Kauffman and his family lived in downtown Detroit for 10 years trying to make a difference in the city.

"It's not like a war zone but we would have drug dealers block our driveway and not let us in because they could," Kauffman said.

Missionary kids like Kauffman lived through unusual childhoods in cultural settings that still affect the way they live today.

Born and raised in a house he had to have permission to leave, Kauffman remembers the basement room he and his siblings would go to when there were gunfights in the front yard and the reason why his parents said they chose to raise him in Detroit.

"Just - 'This place is awful: let's see what good we can do.'"

As a missionary kid, Kauffman's childhood affected him ways that normal kids growing up in American suburbia couldn't relate to.

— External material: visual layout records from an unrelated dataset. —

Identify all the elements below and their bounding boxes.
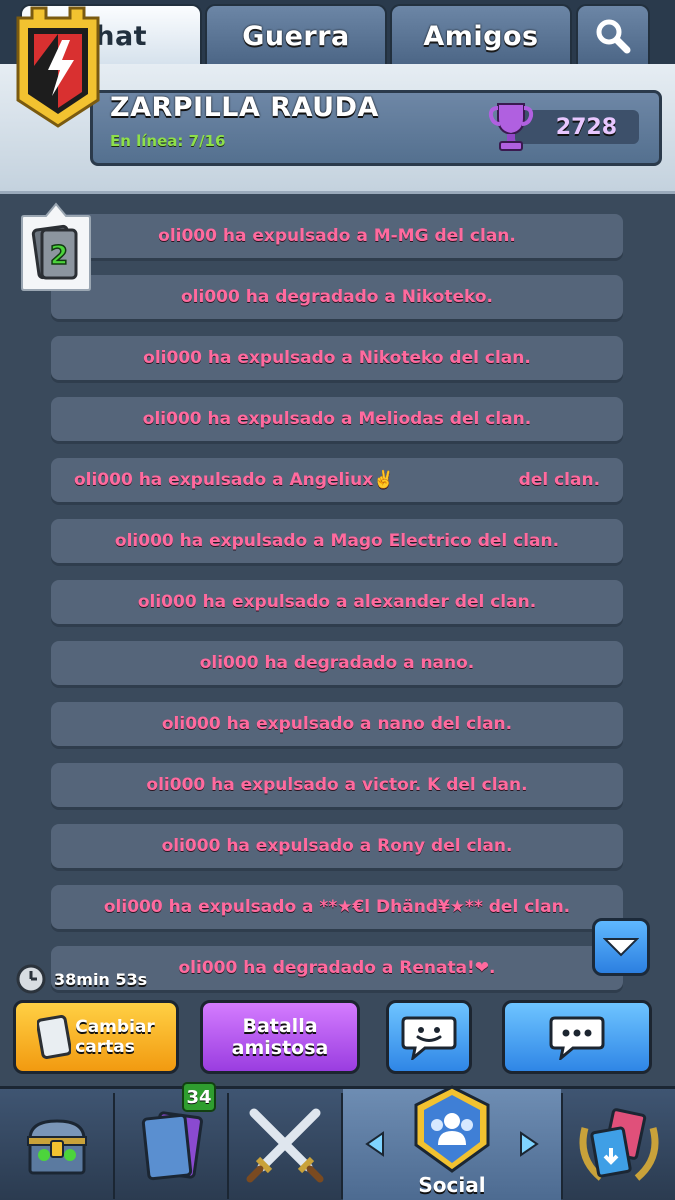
emote-icon <box>401 1016 457 1060</box>
clan-badge-icon[interactable] <box>12 4 104 128</box>
chevron-down-icon <box>603 938 639 957</box>
chat-message: oli000 ha expulsado a victor. K del clan… <box>51 763 623 807</box>
nav-social-label: Social <box>418 1173 486 1197</box>
cards-icon <box>141 1111 203 1181</box>
tab-amigos[interactable]: Amigos <box>390 4 572 66</box>
timer-text: 38min 53s <box>54 969 148 989</box>
search-icon <box>596 19 631 54</box>
cards-upgrade-count: 34 <box>182 1082 216 1112</box>
request-timer: 38min 53s <box>16 964 147 994</box>
arrow-left-icon <box>365 1131 384 1157</box>
tournament-icon <box>579 1108 659 1181</box>
chat-message: oli000 ha expulsado a alexander del clan… <box>51 580 623 624</box>
scroll-to-bottom-button[interactable] <box>592 918 650 976</box>
chat-bubble-icon <box>549 1016 605 1060</box>
chat-message: oli000 ha expulsado a nano del clan. <box>51 702 623 746</box>
nav-social[interactable]: Social <box>343 1085 561 1200</box>
tab-amigos-label: Amigos <box>423 20 539 52</box>
online-count: En línea: 7/16 <box>110 132 226 150</box>
request-cards-label: Cambiar cartas <box>75 1017 155 1057</box>
search-button[interactable] <box>576 4 650 66</box>
emote-button[interactable] <box>386 1000 472 1074</box>
nav-shop[interactable] <box>0 1089 113 1200</box>
chat-message: oli000 ha expulsado a Angeliux✌️ del cla… <box>51 458 623 502</box>
crossed-swords-icon <box>246 1108 324 1183</box>
clan-name: ZARPILLA RAUDA <box>110 92 379 123</box>
chat-message: oli000 ha degradado a nano. <box>51 641 623 685</box>
chat-message: oli000 ha expulsado a Rony del clan. <box>51 824 623 868</box>
card-level-badge[interactable]: 2 <box>20 202 92 294</box>
chat-message: oli000 ha expulsado a **★€l Dhänd¥★** de… <box>51 885 623 929</box>
clock-icon <box>16 964 46 994</box>
friendly-battle-label: Batalla amistosa <box>231 1015 329 1059</box>
chest-icon <box>26 1119 87 1175</box>
nav-tournaments[interactable] <box>563 1089 675 1200</box>
chat-message: oli000 ha expulsado a Mago Electrico del… <box>51 519 623 563</box>
chat-message-button[interactable] <box>502 1000 652 1074</box>
tab-guerra[interactable]: Guerra <box>205 4 387 66</box>
bottom-navigation: Social <box>0 1085 675 1200</box>
chat-message: oli000 ha degradado a Nikoteko. <box>51 275 623 319</box>
friendly-battle-button[interactable]: Batalla amistosa <box>200 1000 360 1074</box>
trophy-icon <box>488 103 534 151</box>
chat-message: oli000 ha expulsado a M-MG del clan. <box>51 214 623 258</box>
social-icon <box>414 1085 490 1173</box>
arrow-right-icon <box>520 1131 539 1157</box>
tab-guerra-label: Guerra <box>242 20 350 52</box>
card-icon <box>37 1015 72 1059</box>
chat-message: oli000 ha expulsado a Nikoteko del clan. <box>51 336 623 380</box>
request-cards-button[interactable]: Cambiar cartas <box>13 1000 179 1074</box>
card-level-value: 2 <box>50 241 68 271</box>
chat-message: oli000 ha expulsado a Meliodas del clan. <box>51 397 623 441</box>
nav-battle[interactable] <box>229 1089 341 1200</box>
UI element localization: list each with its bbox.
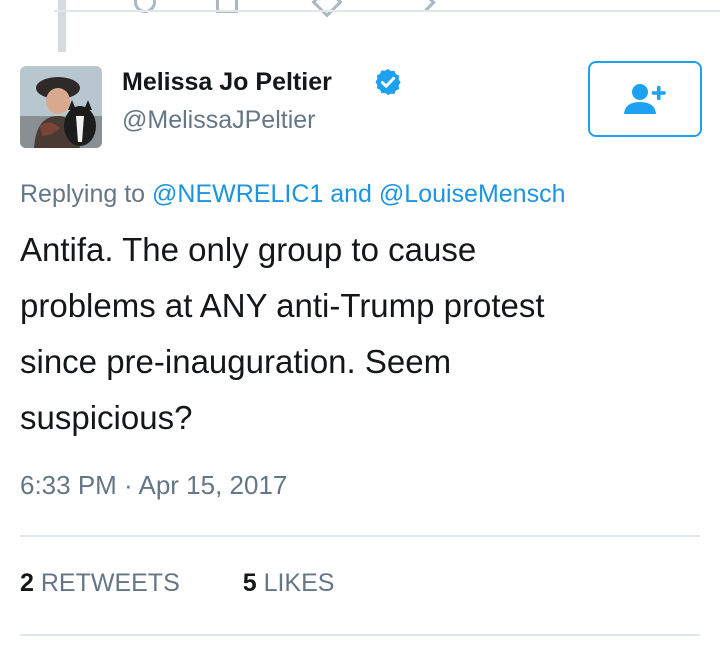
author-display-name[interactable]: Melissa Jo Peltier xyxy=(122,68,332,97)
top-divider xyxy=(54,10,720,12)
likes-stat[interactable]: 5 LIKES xyxy=(243,569,335,598)
reply-context-connector: and xyxy=(330,180,372,208)
likes-label: LIKES xyxy=(263,569,335,597)
author-handle[interactable]: @MelissaJPeltier xyxy=(122,106,315,135)
stats-top-divider xyxy=(20,535,700,537)
previous-tweet-actions xyxy=(120,0,450,18)
thread-connector-line xyxy=(58,0,66,52)
reply-context: Replying to @NEWRELIC1 and @LouiseMensch xyxy=(20,180,566,209)
tweet-stats: 2 RETWEETS 5 LIKES xyxy=(20,569,390,598)
stats-bottom-divider xyxy=(20,634,700,636)
likes-count: 5 xyxy=(242,569,257,597)
tweet-timestamp[interactable]: 6:33 PM · Apr 15, 2017 xyxy=(20,470,287,501)
tweet-text: Antifa. The only group to cause problems… xyxy=(20,231,545,436)
retweets-stat[interactable]: 2 RETWEETS xyxy=(20,569,180,598)
retweets-count: 2 xyxy=(20,569,34,597)
follow-button[interactable] xyxy=(588,61,702,137)
mention-link-newrelic1[interactable]: @NEWRELIC1 xyxy=(152,180,323,208)
profile-photo xyxy=(20,66,102,148)
retweets-label: RETWEETS xyxy=(40,569,180,597)
verified-badge-icon xyxy=(375,68,401,96)
avatar[interactable] xyxy=(20,66,102,148)
reply-context-prefix: Replying to xyxy=(20,180,146,208)
add-user-icon xyxy=(624,84,666,114)
like-icon[interactable] xyxy=(311,0,343,18)
mention-link-louisemensch[interactable]: @LouiseMensch xyxy=(379,180,566,208)
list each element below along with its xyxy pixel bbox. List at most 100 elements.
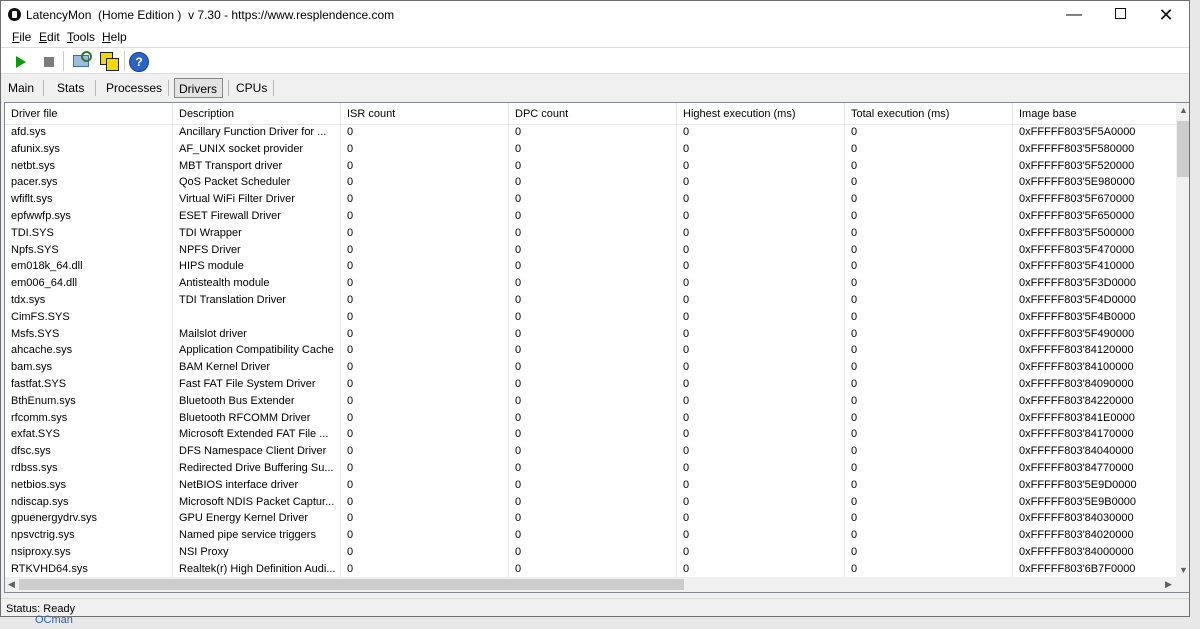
cell-highest-execution: 0 [677,258,845,276]
menu-tools[interactable]: Tools [67,30,95,44]
table-row[interactable]: netbt.sys MBT Transport driver 0 0 0 0 0xFFFFF… [5,157,1177,175]
table-row[interactable]: npsvctrig.sys Named pipe service triggers… [5,527,1177,544]
table-row[interactable]: Npfs.SYS NPFS Driver 0 0 0 0 0xFFFFF803'5F4700… [5,241,1177,259]
table-row[interactable]: ndiscap.sys Microsoft NDIS Packet Captur.… [5,493,1177,511]
horizontal-scrollbar[interactable]: ◀ ▶ [5,577,1177,592]
cell-description: Bluetooth RFCOMM Driver [173,409,341,427]
table-row[interactable]: em006_64.dll Antistealth module 0 0 0 0 0xFFFF… [5,275,1177,292]
cell-description: ESET Firewall Driver [173,208,341,225]
cell-image-base: 0xFFFFF803'5F410000 [1013,258,1177,276]
table-row[interactable]: nsiproxy.sys NSI Proxy 0 0 0 0 0xFFFFF803'8400… [5,544,1177,561]
cell-highest-execution: 0 [677,510,845,528]
table-row[interactable]: pacer.sys QoS Packet Scheduler 0 0 0 0 0xFFFFF… [5,174,1177,192]
table-row[interactable]: CimFS.SYS 0 0 0 0 0xFFFFF803'5F4B0000 [5,308,1177,326]
cell-description: HIPS module [173,258,341,276]
cell-image-base: 0xFFFFF803'6B7F0000 [1013,560,1177,578]
scroll-left-icon[interactable]: ◀ [8,579,15,590]
play-icon[interactable] [16,56,26,68]
cell-description: Realtek(r) High Definition Audi... [173,560,341,578]
cell-highest-execution: 0 [677,342,845,360]
menu-file[interactable]: File [12,30,31,44]
table-row[interactable]: afunix.sys AF_UNIX socket provider 0 0 0 0 0xF… [5,140,1177,158]
table-row[interactable]: Msfs.SYS Mailslot driver 0 0 0 0 0xFFFFF803'5F… [5,325,1177,343]
table-row[interactable]: dfsc.sys DFS Namespace Client Driver 0 0 0 0 0… [5,443,1177,460]
column-header-driver-file[interactable]: Driver file [5,103,173,124]
cell-isr-count: 0 [341,544,509,561]
maximize-button[interactable] [1097,1,1143,29]
vertical-scroll-thumb[interactable] [1177,121,1189,177]
cell-image-base: 0xFFFFF803'84040000 [1013,443,1177,460]
cell-driver-file: em018k_64.dll [5,258,173,276]
column-header-description[interactable]: Description [173,103,341,124]
column-header-total-execution[interactable]: Total execution (ms) [845,103,1013,124]
cell-image-base: 0xFFFFF803'84770000 [1013,460,1177,477]
cell-description: NPFS Driver [173,241,341,259]
tab-stats[interactable]: Stats [53,78,88,98]
cell-description: AF_UNIX socket provider [173,140,341,158]
cell-total-execution: 0 [845,224,1013,242]
drivers-list[interactable]: Driver file Description ISR count DPC co… [4,102,1189,593]
cell-isr-count: 0 [341,157,509,175]
table-row[interactable]: RTKVHD64.sys Realtek(r) High Definition A… [5,560,1177,578]
column-header-isr-count[interactable]: ISR count [341,103,509,124]
cell-description: Mailslot driver [173,325,341,343]
stop-icon[interactable] [44,57,54,67]
cell-image-base: 0xFFFFF803'84120000 [1013,342,1177,360]
table-row[interactable]: gpuenergydrv.sys GPU Energy Kernel Driver… [5,510,1177,528]
cell-image-base: 0xFFFFF803'84030000 [1013,510,1177,528]
table-row[interactable]: rdbss.sys Redirected Drive Buffering Su..… [5,460,1177,477]
close-button[interactable]: ✕ [1143,1,1189,29]
cell-total-execution: 0 [845,426,1013,444]
table-row[interactable]: wfiflt.sys Virtual WiFi Filter Driver 0 0 0 0… [5,191,1177,208]
table-row[interactable]: BthEnum.sys Bluetooth Bus Extender 0 0 0 0 0xF… [5,392,1177,410]
cell-image-base: 0xFFFFF803'841E0000 [1013,409,1177,427]
cell-isr-count: 0 [341,308,509,326]
title-bar[interactable]: LatencyMon (Home Edition ) v 7.30 - http… [1,1,1189,29]
horizontal-scroll-thumb[interactable] [19,579,684,590]
table-row[interactable]: netbios.sys NetBIOS interface driver 0 0 0 0 0… [5,476,1177,494]
windows-icon[interactable] [99,51,119,71]
table-row[interactable]: bam.sys BAM Kernel Driver 0 0 0 0 0xFFFFF803'8… [5,359,1177,376]
tab-processes[interactable]: Processes [102,78,166,98]
cell-isr-count: 0 [341,191,509,208]
scroll-up-icon[interactable]: ▲ [1179,105,1188,115]
cell-image-base: 0xFFFFF803'5F5A0000 [1013,124,1177,141]
list-header: Driver file Description ISR count DPC co… [5,103,1177,125]
table-row[interactable]: exfat.SYS Microsoft Extended FAT File ...… [5,426,1177,444]
cell-description: Redirected Drive Buffering Su... [173,460,341,477]
table-row[interactable]: fastfat.SYS Fast FAT File System Driver 0 0… [5,376,1177,393]
column-header-image-base[interactable]: Image base [1013,103,1177,124]
cell-isr-count: 0 [341,409,509,427]
table-row[interactable]: epfwwfp.sys ESET Firewall Driver 0 0 0 0 0xFFF… [5,208,1177,225]
find-process-icon[interactable] [71,51,92,71]
table-row[interactable]: ahcache.sys Application Compatibility Cac… [5,342,1177,360]
scroll-right-icon[interactable]: ▶ [1165,579,1172,590]
cell-dpc-count: 0 [509,258,677,276]
tab-cpus[interactable]: CPUs [232,78,271,98]
menu-help[interactable]: Help [102,30,127,44]
cell-image-base: 0xFFFFF803'5F520000 [1013,157,1177,175]
column-header-highest-execution[interactable]: Highest execution (ms) [677,103,845,124]
cell-description: Ancillary Function Driver for ... [173,124,341,141]
help-icon[interactable]: ? [129,52,149,72]
table-row[interactable]: TDI.SYS TDI Wrapper 0 0 0 0 0xFFFFF803'5F50000… [5,224,1177,242]
cell-isr-count: 0 [341,124,509,141]
table-row[interactable]: tdx.sys TDI Translation Driver 0 0 0 0 0xFFFFF… [5,292,1177,309]
minimize-button[interactable]: — [1051,1,1097,29]
tab-main[interactable]: Main [4,78,38,98]
table-row[interactable]: rfcomm.sys Bluetooth RFCOMM Driver 0 0 0 0 0xF… [5,409,1177,427]
vertical-scrollbar[interactable]: ▲ ▼ [1176,103,1189,577]
cell-description: Bluetooth Bus Extender [173,392,341,410]
table-row[interactable]: afd.sys Ancillary Function Driver for ...… [5,124,1177,141]
column-header-dpc-count[interactable]: DPC count [509,103,677,124]
cell-total-execution: 0 [845,275,1013,292]
cell-total-execution: 0 [845,376,1013,393]
cell-isr-count: 0 [341,275,509,292]
scroll-down-icon[interactable]: ▼ [1179,565,1188,575]
cell-highest-execution: 0 [677,527,845,544]
cell-dpc-count: 0 [509,359,677,376]
table-row[interactable]: em018k_64.dll HIPS module 0 0 0 0 0xFFFFF803'5… [5,258,1177,276]
tab-drivers[interactable]: Drivers [174,78,223,98]
cell-description: Microsoft NDIS Packet Captur... [173,493,341,511]
menu-edit[interactable]: Edit [39,30,60,44]
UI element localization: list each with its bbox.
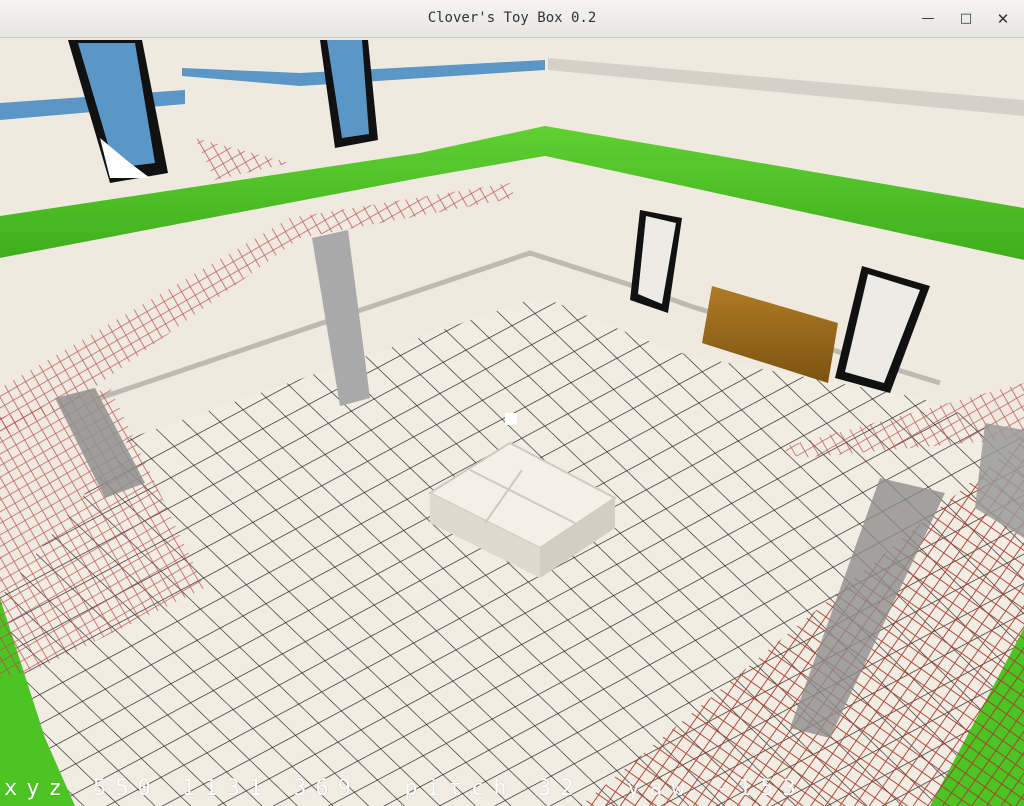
- game-viewport[interactable]: xyz 550 1131 369 pitch 32 yaw -153: [0, 38, 1024, 806]
- title-bar[interactable]: Clover's Toy Box 0.2 — □ ✕: [0, 0, 1024, 38]
- item-pickup: [505, 413, 517, 425]
- close-icon[interactable]: ✕: [991, 7, 1015, 31]
- app-window: Clover's Toy Box 0.2 — □ ✕ xyz 550 1131 …: [0, 0, 1024, 806]
- scene-render: [0, 38, 1024, 806]
- hud-readout: xyz 550 1131 369 pitch 32 yaw -153: [4, 776, 805, 801]
- window-title: Clover's Toy Box 0.2: [427, 10, 597, 26]
- minimize-icon[interactable]: —: [916, 7, 940, 31]
- maximize-icon[interactable]: □: [954, 7, 978, 31]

"People think it's really funny when I say I've been shot at - they think 'Oh my gosh,' but it was only normal to me. 'Of course I have, haven't you?'"

Missionary kid senior Isaac Brown also experienced this cultural disconnect, having grown up in northern Yemen where his father worked at a hospital.

"America's just really fast and I've never really adjusted to that," Brown said. "A lot of people missed out on the leisure of the third-world type. That's an experience I really wish more people would get. It's changed how I get about things now. I've picked up some of the joy of Middle Eastern relaxation."

Like Kauffman, Brown didn't fully understand why his family lived in Yemen, even though he lived with the reality of it everyday.

"There were a couple instances of aggression. For some reason one night a bunch of people went marching around our hospital with AK-47s shooting them up in the air," Brown said. "I was never scared, but I remember not really understanding."